The contents of the coalition’s grand bargain on growth will become clearer this week. On Monday, Michael Fallon will announce plans to scrap half of all existing regulation, and then later in the week Vince Cable will detail the changes the coalition will make to employment law. This combined with the planning reforms announced last week and the expected initiative on mini-jobs is the Tory supply side of the bargain.
But there’s also an interventionist Liberal Democrat side to it, with the coalition announcing this week that it is adopting an industrial strategy. This is something that Vince Cable and his Tory deputy David Willetts have been pushing for over the last year or so. Cable also looks to set to get his way on a small business bank; there’s growing optimism among Liberal Democrats that that they’ll be able to announce it at their conference in a fortnight’s time.
This is all in stark contrast to a few months ago when the two sides of the coalition were blocking each other’s growth policies. I’m told that the continuing recession has broken this log jam, as one minister puts it ‘they’ve been spooked into action.’
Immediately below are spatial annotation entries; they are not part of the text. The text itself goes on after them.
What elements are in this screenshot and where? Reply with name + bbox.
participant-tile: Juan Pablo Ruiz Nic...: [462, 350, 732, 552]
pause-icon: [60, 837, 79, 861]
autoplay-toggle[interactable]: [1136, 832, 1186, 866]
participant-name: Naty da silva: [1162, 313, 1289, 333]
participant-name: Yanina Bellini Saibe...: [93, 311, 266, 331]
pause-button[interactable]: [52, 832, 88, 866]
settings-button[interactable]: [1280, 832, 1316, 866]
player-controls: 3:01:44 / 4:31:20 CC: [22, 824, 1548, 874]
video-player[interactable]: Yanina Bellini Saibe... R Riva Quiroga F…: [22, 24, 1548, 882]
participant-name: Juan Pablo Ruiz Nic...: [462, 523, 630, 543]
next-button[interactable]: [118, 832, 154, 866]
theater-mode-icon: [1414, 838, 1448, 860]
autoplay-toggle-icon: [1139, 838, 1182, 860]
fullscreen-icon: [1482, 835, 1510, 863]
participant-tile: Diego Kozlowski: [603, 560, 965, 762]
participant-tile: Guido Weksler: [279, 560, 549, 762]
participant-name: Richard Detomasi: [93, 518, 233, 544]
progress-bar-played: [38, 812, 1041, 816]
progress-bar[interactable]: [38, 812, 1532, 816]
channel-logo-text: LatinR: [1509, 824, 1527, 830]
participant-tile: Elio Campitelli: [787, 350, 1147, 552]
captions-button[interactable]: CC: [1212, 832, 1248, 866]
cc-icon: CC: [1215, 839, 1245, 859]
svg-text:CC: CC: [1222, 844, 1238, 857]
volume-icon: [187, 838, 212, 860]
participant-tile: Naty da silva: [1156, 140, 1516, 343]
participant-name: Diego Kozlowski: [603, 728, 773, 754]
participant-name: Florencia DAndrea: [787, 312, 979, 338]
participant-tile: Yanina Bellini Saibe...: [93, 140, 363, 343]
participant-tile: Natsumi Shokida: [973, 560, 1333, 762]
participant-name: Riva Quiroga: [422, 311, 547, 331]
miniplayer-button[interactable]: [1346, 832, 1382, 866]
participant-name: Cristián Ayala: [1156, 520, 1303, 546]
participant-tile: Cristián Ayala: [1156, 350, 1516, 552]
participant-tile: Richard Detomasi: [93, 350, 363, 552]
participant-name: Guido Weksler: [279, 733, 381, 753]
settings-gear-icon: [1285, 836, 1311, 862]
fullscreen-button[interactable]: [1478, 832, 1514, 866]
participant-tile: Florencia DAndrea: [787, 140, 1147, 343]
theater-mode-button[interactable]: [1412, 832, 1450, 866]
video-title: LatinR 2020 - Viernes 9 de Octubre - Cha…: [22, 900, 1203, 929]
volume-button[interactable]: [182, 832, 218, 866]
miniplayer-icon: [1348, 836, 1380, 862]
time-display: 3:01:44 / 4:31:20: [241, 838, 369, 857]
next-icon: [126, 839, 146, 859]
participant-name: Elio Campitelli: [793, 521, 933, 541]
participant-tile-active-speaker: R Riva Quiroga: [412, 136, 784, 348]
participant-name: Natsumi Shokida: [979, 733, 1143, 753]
How much difference these policies make remains to be seen. But the coalition is in a better place on growth than it has been for some time. It, at least, has some sort of strategy now.
At the top of government, they believe that the next set of GDP figures will show that Britain is out of recession. They hope that this will give their drive for growth some momentum and help turn the political tide. If they’re right, then the political pressures on the coalition will begin to ease. But if they are wrong, these pressures will become far more acute.